Quero sangue! Quero cabeças cortadas! Quero terra arrasada! Culpados! Achem os culpados!
É o que meu coração pede.
Mas, tudo bem, vou me conter. Quem escreve em jornal tem de ser ponderado. Tem de ser cérebro, não coração.
Parcimônia. O público clama por parcimônia.
Mas e o meu filho? O Bernardo queria tanto que o Brasil fosse campeão… Ele usa aquela camisa amarela com tanto orgulho, ele queria ir à aula com a camisa do campeão do mundo. Esses caras, Fernandinho, Paulinho, Alisson, Miranda, Willian, Gabriel Jesus e até o Neymar, esses caras deixaram o meu filho triste. E outros tantos filhos também. As criancinhas estão chorando de Uruguaiana ao Acre, por causa desses sujeitos.

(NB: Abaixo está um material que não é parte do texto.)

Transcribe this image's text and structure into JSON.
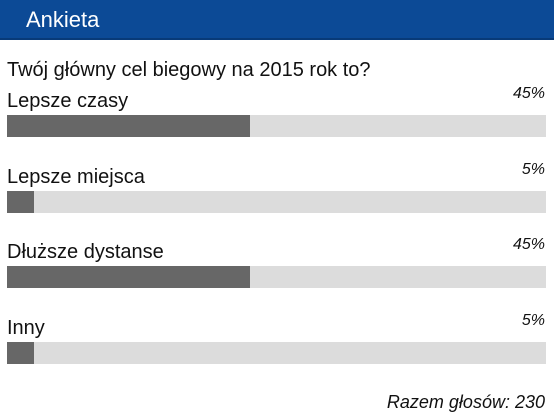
{
  "poll": {
    "title": "Ankieta",
    "question": "Twój główny cel biegowy na 2015 rok to?",
    "options": [
      {
        "label": "Lepsze czasy",
        "percent_label": "45%",
        "percent": 45
      },
      {
        "label": "Lepsze miejsca",
        "percent_label": "5%",
        "percent": 5
      },
      {
        "label": "Dłuższe dystanse",
        "percent_label": "45%",
        "percent": 45
      },
      {
        "label": "Inny",
        "percent_label": "5%",
        "percent": 5
      }
    ],
    "total": "Razem głosów: 230"
  },
  "colors": {
    "header_bg": "#0c4a96",
    "bar_track": "#dcdcdc",
    "bar_fill": "#676767"
  }
}
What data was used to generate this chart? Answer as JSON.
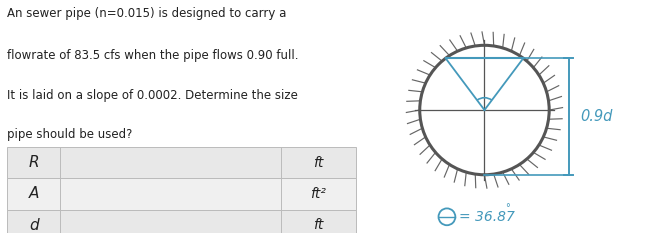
{
  "problem_text": "An sewer pipe (n=0.015) is designed to carry a\nflowrate of 83.5 cfs when the pipe flows 0.90 full.\nIt is laid on a slope of 0.0002. Determine the size\npipe should be used?",
  "table_rows": [
    {
      "label": "R",
      "unit": "ft"
    },
    {
      "label": "A",
      "unit": "ft²"
    },
    {
      "label": "d",
      "unit": "ft"
    }
  ],
  "pipe_color": "#555555",
  "dimension_color": "#4499bb",
  "angle_label": "= 36.87",
  "angle_degree": "°",
  "dimension_label": "0.9d",
  "background_color": "#ffffff",
  "text_color": "#222222",
  "hatch_color": "#666666",
  "table_bg_odd": "#e8e8e8",
  "table_bg_even": "#f0f0f0",
  "table_border": "#bbbbbb"
}
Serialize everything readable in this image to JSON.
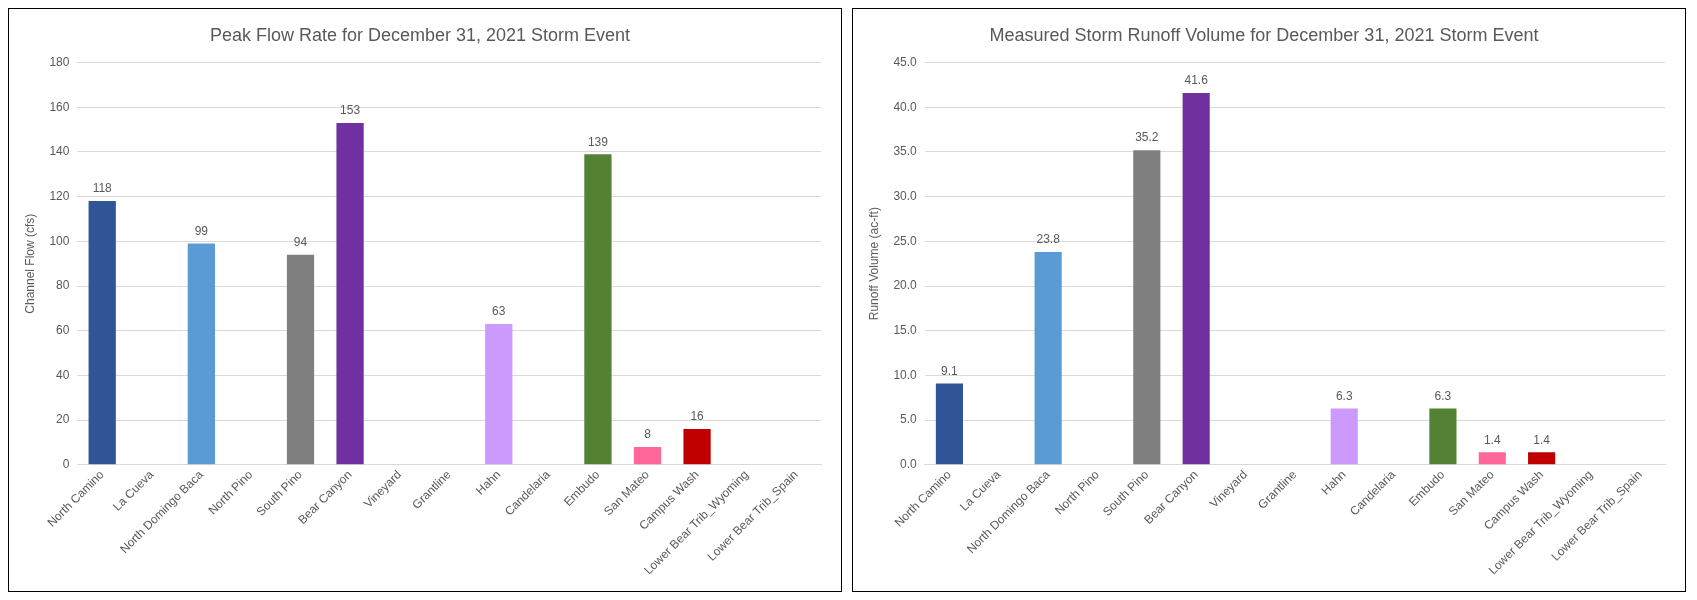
{
  "chart_data": [
    {
      "type": "bar",
      "title": "Peak Flow Rate for December 31, 2021 Storm Event",
      "ylabel": "Channel Flow (cfs)",
      "categories": [
        "North Camino",
        "La Cueva",
        "North Domingo Baca",
        "North Pino",
        "South Pino",
        "Bear Canyon",
        "Vineyard",
        "Grantline",
        "Hahn",
        "Candelaria",
        "Embudo",
        "San Mateo",
        "Campus Wash",
        "Lower Bear Trib_Wyoming",
        "Lower Bear Trib_Spain"
      ],
      "values": [
        118,
        null,
        99,
        null,
        94,
        153,
        null,
        null,
        63,
        null,
        139,
        8,
        16,
        null,
        null
      ],
      "colors": [
        "#2f5597",
        "#2f5597",
        "#5b9bd5",
        "#5b9bd5",
        "#7f7f7f",
        "#7030a0",
        "#7030a0",
        "#7030a0",
        "#cc99ff",
        "#cc99ff",
        "#548235",
        "#ff6699",
        "#c00000",
        "#c00000",
        "#c00000"
      ],
      "ylim": [
        0,
        180
      ],
      "yticks": [
        0,
        20,
        40,
        60,
        80,
        100,
        120,
        140,
        160,
        180
      ],
      "grid": "y",
      "data_labels": true,
      "legend": false
    },
    {
      "type": "bar",
      "title": "Measured Storm Runoff Volume for December 31, 2021 Storm Event",
      "ylabel": "Runoff Volume (ac-ft)",
      "categories": [
        "North Camino",
        "La Cueva",
        "North Domingo Baca",
        "North Pino",
        "South Pino",
        "Bear Canyon",
        "Vineyard",
        "Grantline",
        "Hahn",
        "Candelaria",
        "Embudo",
        "San Mateo",
        "Campus Wash",
        "Lower Bear Trib_Wyoming",
        "Lower Bear Trib_Spain"
      ],
      "values": [
        9.1,
        null,
        23.8,
        null,
        35.2,
        41.6,
        null,
        null,
        6.3,
        null,
        6.3,
        1.4,
        1.4,
        null,
        null
      ],
      "colors": [
        "#2f5597",
        "#2f5597",
        "#5b9bd5",
        "#5b9bd5",
        "#7f7f7f",
        "#7030a0",
        "#7030a0",
        "#7030a0",
        "#cc99ff",
        "#cc99ff",
        "#548235",
        "#ff6699",
        "#c00000",
        "#c00000",
        "#c00000"
      ],
      "ylim": [
        0,
        45
      ],
      "yticks": [
        {
          "value": 0,
          "label": "0.0"
        },
        {
          "value": 5,
          "label": "5.0"
        },
        {
          "value": 10,
          "label": "10.0"
        },
        {
          "value": 15,
          "label": "15.0"
        },
        {
          "value": 20,
          "label": "20.0"
        },
        {
          "value": 25,
          "label": "25.0"
        },
        {
          "value": 30,
          "label": "30.0"
        },
        {
          "value": 35,
          "label": "35.0"
        },
        {
          "value": 40,
          "label": "40.0"
        },
        {
          "value": 45,
          "label": "45.0"
        }
      ],
      "grid": "y",
      "data_labels": true,
      "legend": false
    }
  ]
}
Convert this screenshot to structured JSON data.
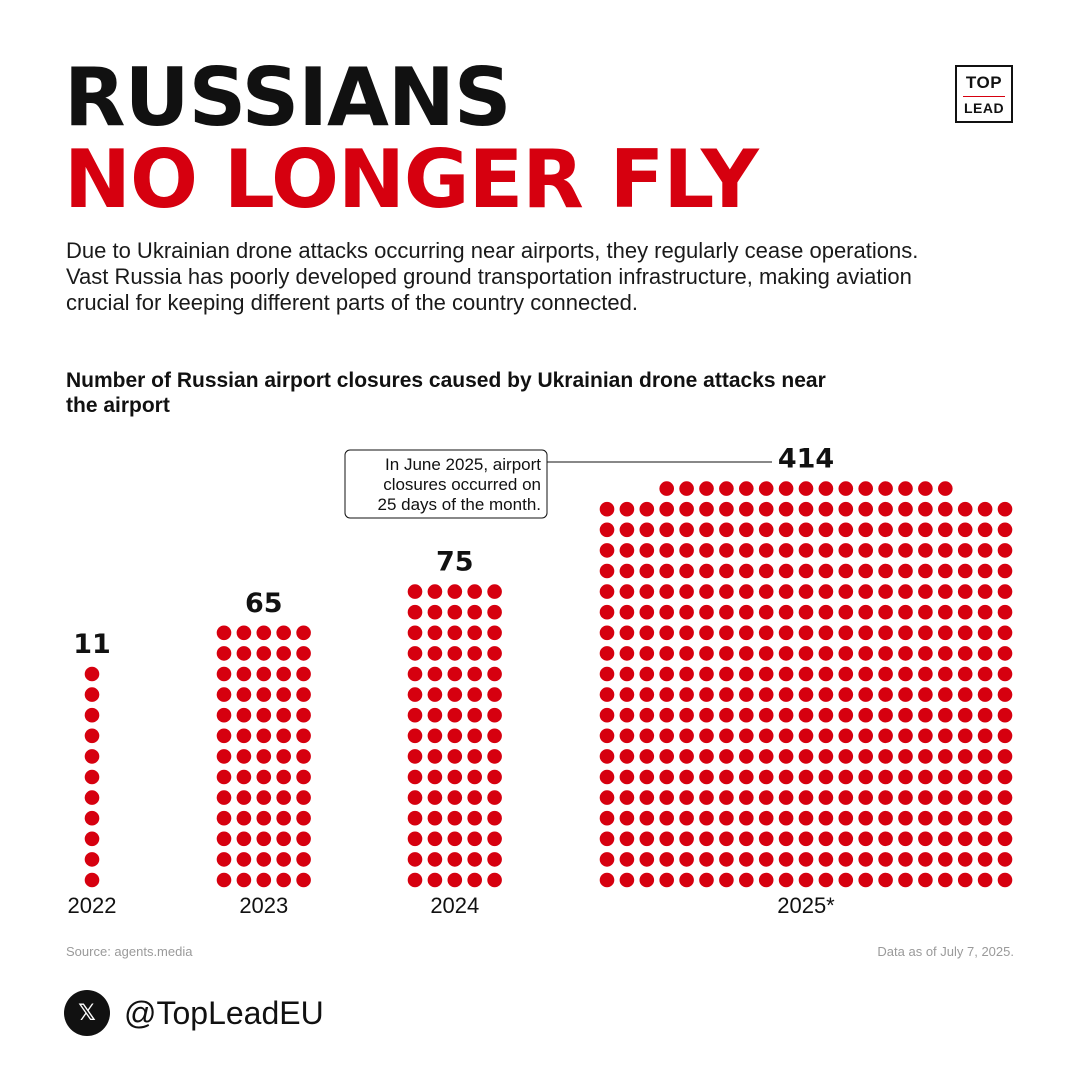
{
  "title": {
    "line1": "RUSSIANS",
    "line2": "NO LONGER FLY"
  },
  "logo": {
    "top": "TOP",
    "bottom": "LEAD"
  },
  "description": "Due to Ukrainian drone attacks occurring near airports, they regularly cease operations. Vast Russia has poorly developed ground transportation infrastructure, making aviation crucial for keeping different parts of the country connected.",
  "chart_data": {
    "type": "bar",
    "title": "Number of Russian airport closures caused by Ukrainian drone attacks near the airport",
    "categories": [
      "2022",
      "2023",
      "2024",
      "2025*"
    ],
    "values": [
      11,
      65,
      75,
      414
    ],
    "value_labels": [
      "11",
      "65",
      "75",
      "414"
    ],
    "annotation": {
      "text_lines": [
        "In June 2025, airport",
        "closures occurred on",
        "25 days of the month."
      ],
      "target_category": "2025*"
    },
    "dot_color": "#d6000f"
  },
  "footer": {
    "source": "Source: agents.media",
    "as_of": "Data as of July 7, 2025."
  },
  "social": {
    "icon": "x-logo-icon",
    "handle": "@TopLeadEU"
  },
  "colors": {
    "accent": "#d6000f",
    "text": "#111111",
    "muted": "#9a9a9a"
  }
}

Então, minha gana é acabar com reputações.
Só que não farei isso. Buscarei o meio-termo. Buscarei compreender. Vamos lá.
Em primeiro lugar, há que se destacar que esse time da Bélgica tem suas qualidades, mas não é o último bombom com licor da caixinha comprada em Bruges. O time do Brasil é melhor, e até provou isso em campo. Perdeu pelo menos 10 gols, acertou bola na trave e teve um pênalti legítimo não marcado pelo juiz. Foram 26 chutes a gol do Brasil e oito da Bélgica.
Então, por que perdeu?
Nessas circunstâncias, lembro sempre de uma frase de um dos maiores vencedores do futebol mundial, Elias Figueroa, que ensinava, com ponto e vírgula e tudo:
"Vitórias não se merecem; se conquistam".

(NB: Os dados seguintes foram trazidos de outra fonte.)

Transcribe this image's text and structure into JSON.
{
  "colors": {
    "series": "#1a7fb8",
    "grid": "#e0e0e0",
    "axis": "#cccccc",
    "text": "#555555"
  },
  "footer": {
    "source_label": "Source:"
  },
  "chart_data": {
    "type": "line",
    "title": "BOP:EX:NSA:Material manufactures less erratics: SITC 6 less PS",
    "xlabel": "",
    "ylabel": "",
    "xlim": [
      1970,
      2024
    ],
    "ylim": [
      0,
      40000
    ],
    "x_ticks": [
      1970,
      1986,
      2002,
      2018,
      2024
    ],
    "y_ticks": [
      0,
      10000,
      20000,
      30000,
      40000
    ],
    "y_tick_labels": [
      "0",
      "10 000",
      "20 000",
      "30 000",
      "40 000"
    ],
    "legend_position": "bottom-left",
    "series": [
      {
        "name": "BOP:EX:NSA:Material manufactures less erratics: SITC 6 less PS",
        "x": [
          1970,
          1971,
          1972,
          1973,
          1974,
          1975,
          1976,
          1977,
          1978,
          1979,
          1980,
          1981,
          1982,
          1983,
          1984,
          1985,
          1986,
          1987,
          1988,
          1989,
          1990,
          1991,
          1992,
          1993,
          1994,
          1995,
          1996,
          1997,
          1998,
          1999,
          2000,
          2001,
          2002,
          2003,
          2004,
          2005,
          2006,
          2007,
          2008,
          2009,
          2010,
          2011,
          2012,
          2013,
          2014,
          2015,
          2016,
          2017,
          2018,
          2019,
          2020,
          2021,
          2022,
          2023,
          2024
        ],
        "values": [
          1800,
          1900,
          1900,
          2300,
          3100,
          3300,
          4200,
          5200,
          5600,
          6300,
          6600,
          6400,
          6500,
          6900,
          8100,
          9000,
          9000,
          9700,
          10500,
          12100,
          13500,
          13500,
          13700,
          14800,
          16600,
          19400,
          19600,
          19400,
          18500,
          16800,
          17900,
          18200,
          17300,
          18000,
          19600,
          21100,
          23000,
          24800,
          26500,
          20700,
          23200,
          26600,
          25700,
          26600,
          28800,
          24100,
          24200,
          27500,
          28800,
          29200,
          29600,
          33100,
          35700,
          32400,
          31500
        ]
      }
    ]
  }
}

O Brasil mereceu vencer, mas quem conquistou a vitória foi a Bélgica. Porque alguns jogadores do Brasil, mais uma vez, assustaram-se com o tamanho do empreendimento. Não lhes falta talento. Falta-lhes personalidade. Entre esses, o maior de todos: Neymar. Assim como o besuntei de elogios quando ele foi responsável por pelo menos duas vitórias nesta Copa, tenho de dizer que Neymar, nesta sexta-feira (6), em Kazan, fracassou rotundamente. Com o fracasso, tudo aquilo que era perdoável tornou-se condenável. Sua vaidade extrema, sua infantilidade e sua arrogância não teriam importância se, na hora de decidir, ele decidisse. Não foi o que aconteceu. Neymar está muito abaixo do que poderia ser. E do que acha que é.
No ano da graça de 2001, escrevi: a Lei Pelé vai matar o futebol brasileiro. Em 2002, o Brasil venceu sua última Copa. Naquela Seleção, havia jogadores de formação genuinamente brasileira: Ronaldinho, forjado pelo Grêmio; Rivaldo e Roberto Carlos, pelo Palmeiras; Cafu, pelo São Paulo. Entre outros.

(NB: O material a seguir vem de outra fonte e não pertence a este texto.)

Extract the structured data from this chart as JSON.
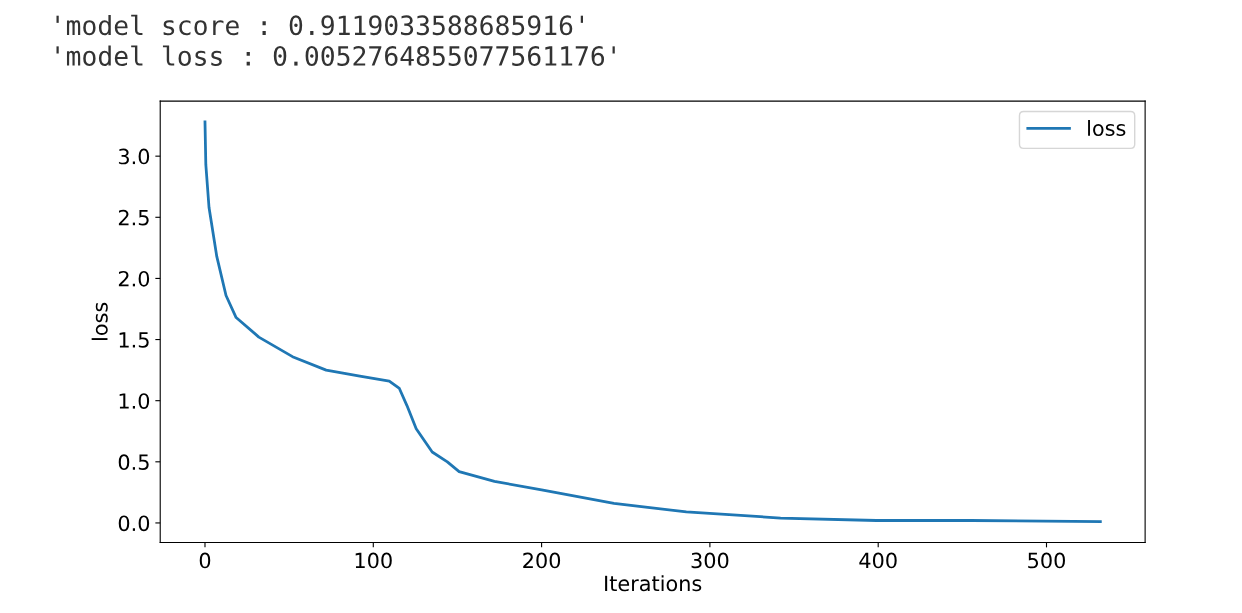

Agora, os jogadores do Brasil saem de seus clubes antes de ficarem prontos. Jogam um ano nos profissionais e já são levados para o Velho Mundo, que é, mais do que velho, um outro mundo. Alguns têm o seu estilo de jogar deformado, como Anderson e Pato. Outros viram milionários mimados, superprotegidos, completamente indiferentes à realidade brasileira.
Não é culpa deles. A maioria desses jogadores sai direto da precariedade da pobreza para uma vida principesca. Como não se amolentar com o luxo e os prazeres fáceis?
São poucos os que mantêm a simplicidade, como Taison, ou que aproveitam a oportunidade para crescimento intelectual, como Geromel.
Não é por acaso que o melhor jogador do Brasil é Neymar. Ele teve tempo de maturação no Santos. Mas a vida de sultão está mexendo com ele. Como mexeu com Ronaldinho. E, talvez, mexeria comigo e com você.
O jogador que antecipou esse sequestro do futebol brasileiro pelos piratas europeus foi Paulo César Caju. Em 1974, ele foi contratado pelo Olympique de Marselha. Durante a Copa da Alemanha, Paulo César jogou bocejando. Saiu do jogo em que o Brasil foi eliminado pela Holanda dizendo que pouco se lixava para a Seleção Brasileira. Depois, virou um playboy. Em 1979, o Grêmio ainda o recuperou, ele fez um grande ano e ajudou o clube a ser campeão gaúcho. Mas não era mais o mesmo jogador.
Paulo César era craque. Como Neymar. Mas, como Neymar, poderia ser muito maior, se não fosse um deslumbrado.